When a disaster strikes, the first questions are often: how severe, who is affected and where is help available? The answers depend on data. But increasingly, they also depend on trust – a component around data that’s less visible, and, increasingly, more fragile.
The World Disasters Report 2026, recently published by the International Federation of Red Cross and Red Crescent Societies (IFRC), is dedicated entirely to the recent explosion in misinformation in the humanitarian space. It argues that harmful information is no longer just a communications problem. It is a humanitarian risk, one that erodes trust and blocks life-saving operations.
An example: in 2018 in the Democratic Republic of Congo (DRC), Red Cross volunteers were working on slowing the spread of Ebola when rumors began, blaming the volunteers for bringing the virus into communities. This misinformation fuelled mistrust, leading at times to violence against Red Cross teams, particularly those conducting safe and dignified burials.
Or take the case of Canada in 2024, when wildfires devastated the small mountain town of Jasper, Alberta. The Canadian Red Cross responded immediately, providing shelter, financial assistance and a range of personal support services to evacuees. During the response, however, a coordinated disinformation campaign emerged, falsely claiming that the Canadian Red Cross was absent locally and that funds would not benefit the community.
When communities believe rumors more than the people trying to help them, neither the best medicine nor the best support services can do their job.

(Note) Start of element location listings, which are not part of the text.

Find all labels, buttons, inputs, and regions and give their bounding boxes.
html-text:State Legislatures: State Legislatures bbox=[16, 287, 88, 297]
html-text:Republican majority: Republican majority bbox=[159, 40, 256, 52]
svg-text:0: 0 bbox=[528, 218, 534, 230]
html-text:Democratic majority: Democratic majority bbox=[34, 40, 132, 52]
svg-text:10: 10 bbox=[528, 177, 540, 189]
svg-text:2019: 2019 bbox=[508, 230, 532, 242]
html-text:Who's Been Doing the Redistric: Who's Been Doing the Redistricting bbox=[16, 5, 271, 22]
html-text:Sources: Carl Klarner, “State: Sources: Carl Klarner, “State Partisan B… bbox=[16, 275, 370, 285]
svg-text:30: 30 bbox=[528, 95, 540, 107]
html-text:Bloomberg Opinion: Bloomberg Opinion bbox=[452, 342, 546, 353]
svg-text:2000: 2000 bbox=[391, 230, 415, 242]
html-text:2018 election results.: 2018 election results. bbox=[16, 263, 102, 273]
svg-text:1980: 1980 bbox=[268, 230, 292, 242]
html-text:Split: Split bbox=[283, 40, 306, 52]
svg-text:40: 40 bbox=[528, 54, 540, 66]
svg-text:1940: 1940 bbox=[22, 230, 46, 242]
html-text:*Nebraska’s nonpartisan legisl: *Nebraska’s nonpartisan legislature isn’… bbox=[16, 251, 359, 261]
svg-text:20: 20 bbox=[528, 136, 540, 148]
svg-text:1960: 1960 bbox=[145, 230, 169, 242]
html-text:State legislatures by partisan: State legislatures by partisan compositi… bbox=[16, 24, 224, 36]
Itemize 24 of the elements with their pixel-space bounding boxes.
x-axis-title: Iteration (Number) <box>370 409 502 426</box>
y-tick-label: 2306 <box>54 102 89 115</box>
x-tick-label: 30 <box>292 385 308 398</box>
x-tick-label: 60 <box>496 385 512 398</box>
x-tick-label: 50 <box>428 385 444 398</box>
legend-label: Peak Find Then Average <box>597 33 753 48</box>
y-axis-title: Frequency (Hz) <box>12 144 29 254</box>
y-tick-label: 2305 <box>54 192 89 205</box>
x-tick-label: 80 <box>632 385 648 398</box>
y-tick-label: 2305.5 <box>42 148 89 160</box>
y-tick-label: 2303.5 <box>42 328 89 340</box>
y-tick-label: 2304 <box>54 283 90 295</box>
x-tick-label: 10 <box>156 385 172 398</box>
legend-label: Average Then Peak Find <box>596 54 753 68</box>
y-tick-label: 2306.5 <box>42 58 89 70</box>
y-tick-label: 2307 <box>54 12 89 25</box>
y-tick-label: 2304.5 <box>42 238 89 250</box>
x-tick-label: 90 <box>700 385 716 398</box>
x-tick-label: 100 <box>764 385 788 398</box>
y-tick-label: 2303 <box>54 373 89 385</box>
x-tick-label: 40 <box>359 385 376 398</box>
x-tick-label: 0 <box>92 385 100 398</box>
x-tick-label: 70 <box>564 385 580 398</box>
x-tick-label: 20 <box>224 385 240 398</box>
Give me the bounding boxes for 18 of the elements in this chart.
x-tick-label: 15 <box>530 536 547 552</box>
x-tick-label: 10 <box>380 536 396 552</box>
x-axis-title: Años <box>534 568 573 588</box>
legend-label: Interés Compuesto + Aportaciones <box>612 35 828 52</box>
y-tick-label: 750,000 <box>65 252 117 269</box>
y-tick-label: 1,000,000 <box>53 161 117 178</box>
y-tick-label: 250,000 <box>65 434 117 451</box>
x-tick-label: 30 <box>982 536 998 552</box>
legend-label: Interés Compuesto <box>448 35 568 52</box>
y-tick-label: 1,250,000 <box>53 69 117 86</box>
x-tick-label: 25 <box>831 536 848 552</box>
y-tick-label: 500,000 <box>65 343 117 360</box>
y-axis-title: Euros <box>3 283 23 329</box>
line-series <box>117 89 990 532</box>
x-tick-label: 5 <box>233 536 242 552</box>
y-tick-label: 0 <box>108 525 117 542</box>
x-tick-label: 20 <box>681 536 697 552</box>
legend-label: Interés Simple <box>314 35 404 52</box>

So it’s vital to push back.
In the DRC, the DRC Red Cross placed community engagement at the centre of its strategy. Volunteers went door to door sharing information on how to prevent, detect and respond to Ebola, hosted radio talk shows, organized mobile cinemas and conducted outreach to vulnerable groups. This approach had a measurable impact: community resistance and aversion to burials dropped drastically from 79% in the first two months of the operation to just 8% in September 2019.
In Alberta, the Canadian Red Cross challenged and corrected the disinformation in real time, highlighting its successful emergency relief operation and the impact on the community. Results from pulse surveys showed increased levels of trust in the Red Cross throughout the area.
Pushing back, therefore, takes time and uses resources. The World Disasters Report argues that reliable information – and the establishment of trust – has become a basic humanitarian need. Alongside food, water, shelter and healthcare, people in crisis must trust those guiding life-changing decisions, or vaccines may be rejected and evacuation warnings ignored.
Today, we cannot assume trust as a given. It must be built in a reinforcing loop: from belief, to proof, to consistency. It must be earned repeatedly and through transparency. Local Red Cross and Red Crescent staff and volunteers are well-placed to achieve this. Their proximity and credibility can be a huge asset.
But of course, trust is no longer relevant only in physical communities. It appears in digital spaces – group chats, social media networks and online forums where narratives spread rapidly and shape public perception. False claims, rumors and manipulated narratives can travel faster than accurate assessments, shaping attitudes against those willing to help.
For humanitarian organizations like the IFRC, this nuance changes the meaning behind “local.” Showing up physically is simply no longer enough if the real conversation is happening online.
Instead, being present in communities now also means being present in the information spaces where people form opinions and, subsequently, make decisions.
The World Disasters Report argues that harmful information must be treated as an operational risk – something anticipated and managed just like logistics, security or access constraints.
It also calls for a broader shift: recognizing that information itself is a form of aid.
Providing communities with trusted, actionable information can be as life-saving as medicine or food. That means investing far more in community engagement. Nowadays, we too often think artificial intelligence has all the answers. In fact, stronger “humanitarian intelligence” – understanding how information moves and where trust is built or broken – is more important than ever.
But ultimately, addressing harmful information cannot fall to humanitarian organizations alone. Other international organizations, governments, technology companies, media and communities all play a role in shaping the information environments in which crises unfold.
Confronting this challenge requires stronger cooperation across sectors – from improving early warning and verification systems to investing in community engagement and ensuring trusted information reaches those who need it most. At a time when humanitarian needs are rising, protecting the integrity of information is essential to protecting lives.